Clin Rehabil. 2016 Feb;30(2):199-207. doi: 10.1177/0269215515576779. Epub 2015 Mar 19.
To systematically review the available evidence for the reliability and validity of cervical auscultation in diagnosing the several aspects of dysphagia in adults and children suffering from dysphagia.
Medline (PubMed), Embase and the Cochrane Library databases.
The systematic review was carried out applying the steps of the PRISMA-statement. The methodological quality of the included studies were evaluated using the Dutch 'Cochrane checklist for diagnostic accuracy studies'.
A total of 90 articles were identified through the search strategy, and after applying the inclusion and exclusion criteria, six articles were included in this review. In the six studies, 197 patients were assessed with cervical auscultation. Two of the six articles were considered to be of 'good' quality and three studies were of 'moderate' quality. One article was excluded because of a 'poor' methodological quality. Sensitivity ranges from 23%-94% and specificity ranges from 50%-74%. Inter-rater reliability was 'poor' or 'fair' in all studies. The intra-rater reliability shows a wide variance among speech language therapists.
In this systematic review, conflicting evidence is found for the validity of cervical auscultation. The reliability of cervical auscultation is insufficient when used as a stand-alone tool in the diagnosis of dysphagia in adults. There is no available evidence for the validity and reliability of cervical auscultation in children. Cervical auscultation should not be used as a stand-alone instrument to diagnose dysphagia.

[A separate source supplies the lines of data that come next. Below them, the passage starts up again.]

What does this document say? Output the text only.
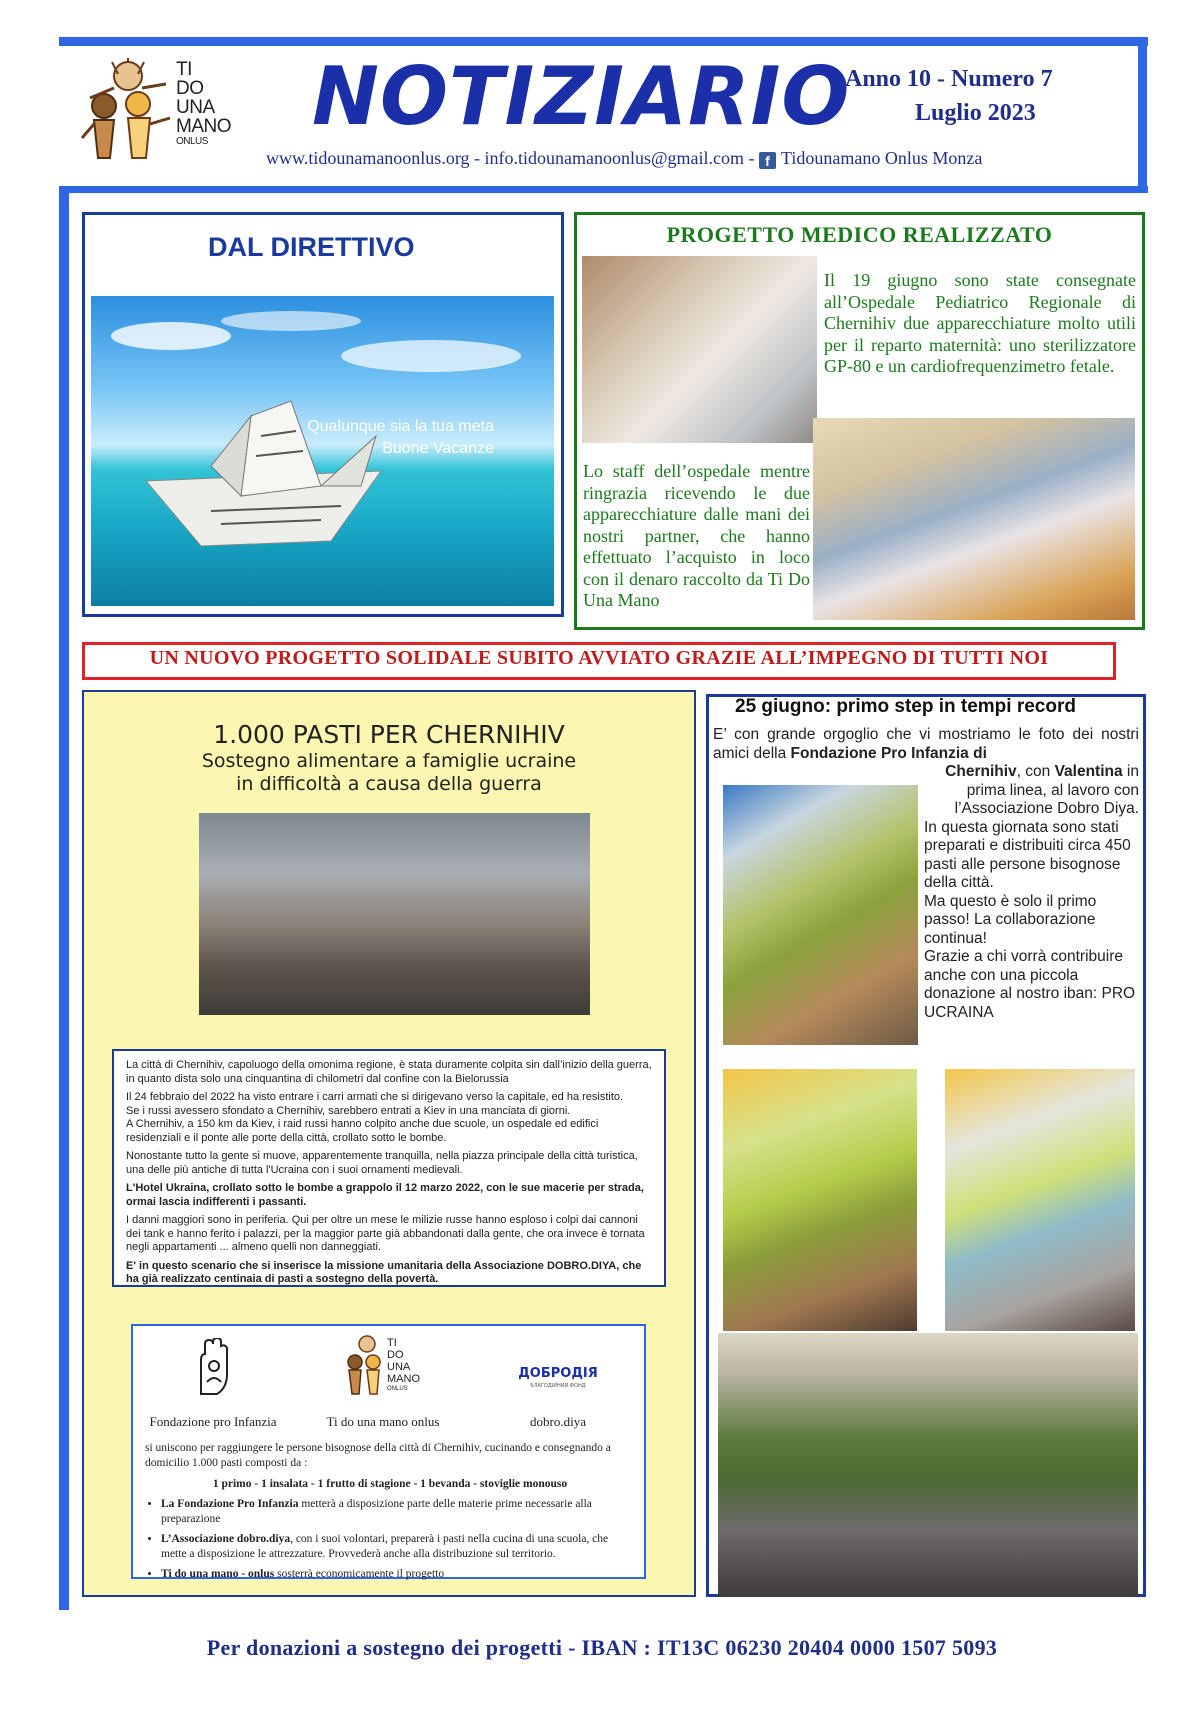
TI
DO
UNA
MANO
ONLUS NOTIZIARIO
Anno 10 - Numero 7
Luglio 2023
www.tidounamanoonlus.org - info.tidounamanoonlus@gmail.com - f Tidounamano Onlus Monza
DAL DIRETTIVO
Qualunque sia la tua meta
Buone Vacanze
PROGETTO MEDICO REALIZZATO
Il 19 giugno sono state consegnate all’Ospedale Pediatrico Regionale di Chernihiv due apparecchiature molto utili per il reparto maternità: uno sterilizzatore GP-80 e un cardiofrequenzimetro fetale.
Lo staff dell’ospedale mentre ringrazia ricevendo le due apparecchiature dalle mani dei nostri partner, che hanno effettuato l’acquisto in loco con il denaro raccolto da Ti Do Una Mano
UN NUOVO PROGETTO SOLIDALE SUBITO AVVIATO GRAZIE ALL’IMPEGNO DI TUTTI NOI
1.000 PASTI PER CHERNIHIV
Sostegno alimentare a famiglie ucraine
in difficoltà a causa della guerra

La città di Chernihiv, capoluogo della omonima regione, è stata duramente colpita sin dall’inizio della guerra, in quanto dista solo una cinquantina di chilometri dal confine con la Bielorussia

Il 24 febbraio del 2022 ha visto entrare i carri armati che si dirigevano verso la capitale, ed ha resistito.

Se i russi avessero sfondato a Chernihiv, sarebbero entrati a Kiev in una manciata di giorni.

A Chernihiv, a 150 km da Kiev, i raid russi hanno colpito anche due scuole, un ospedale ed edifici residenziali e il ponte alle porte della città, crollato sotto le bombe.

Nonostante tutto la gente si muove, apparentemente tranquilla, nella piazza principale della città turistica, una delle più antiche di tutta l'Ucraina con i suoi ornamenti medievali.

L'Hotel Ukraina, crollato sotto le bombe a grappolo il 12 marzo 2022, con le sue macerie per strada, ormai lascia indifferenti i passanti.

I danni maggiori sono in periferia. Qui per oltre un mese le milizie russe hanno esploso i colpi dai cannoni dei tank e hanno ferito i palazzi, per la maggior parte già abbandonati dalla gente, che ora invece è tornata negli appartamenti ... almeno quelli non danneggiati.

E' in questo scenario che si inserisce la missione umanitaria della Associazione DOBRO.DIYA, che ha già realizzato centinaia di pasti a sostegno della povertà.

Fondazione pro Infanzia
TI
DO
UNA
MANO
ONLUS
Ti do una mano onlus
ДОБРОДІЯ
БЛАГОДІЙНИЙ ФОНД
dobro.diya
si uniscono per raggiungere le persone bisognose della città di Chernihiv, cucinando e consegnando a domicilio 1.000 pasti composti da :
1 primo - 1 insalata - 1 frutto di stagione - 1 bevanda - stoviglie monouso
• La Fondazione Pro Infanzia metterà a disposizione parte delle materie prime necessarie alla preparazione
• L’Associazione dobro.diya, con i suoi volontari, preparerà i pasti nella cucina di una scuola, che mette a disposizione le attrezzature. Provvederà anche alla distribuzione sul territorio.
• Ti do una mano - onlus sosterrà economicamente il progetto
25 giugno: primo step in tempi record
E’ con grande orgoglio che vi mostriamo le foto dei nostri amici della Fondazione Pro Infanzia di
Chernihiv, con Valentina in prima linea, al lavoro con l’Associazione Dobro Diya.
In questa giornata sono stati preparati e distribuiti circa 450 pasti alle persone bisognose della città.
Ma questo è solo il primo passo! La collaborazione continua!
Grazie a chi vorrà contribuire anche con una piccola donazione al nostro iban: PRO UCRAINA
Per donazioni a sostegno dei progetti - IBAN : IT13C 06230 20404 0000 1507 5093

系统评价颈部听诊在诊断成人和儿童吞咽困难多方面问题时的可靠性和有效性的现有证据。
医学期刊数据库(PubMed)、Embase和Cochrane图书馆数据库。
按照系统评价和Meta分析的首选报告项目(PRISMA)声明的步骤进行系统评价。使用荷兰的“诊断准确性研究的Cochrane清单”评估纳入研究的方法学质量。
通过检索策略共识别出90篇文章,应用纳入和排除标准后,本综述纳入了6篇文章。在这6项研究中,197例患者接受了颈部听诊评估。6篇文章中有2篇被认为质量“良好”,3项研究质量“中等”。1篇文章因方法学质量“差”而被排除。敏感性范围为23% - 94%,特异性范围为50% - 74%。所有研究中的评分者间信度为“差”或“一般”。言语治疗师之间的评分者内信度差异很大。
在本系统评价中,发现关于颈部听诊有效性的证据相互矛盾。颈部听诊作为成人吞咽困难诊断的独立工具时可靠性不足。没有关于颈部听诊在儿童中有效性和可靠性的现有证据。颈部听诊不应作为诊断吞咽困难的独立工具使用。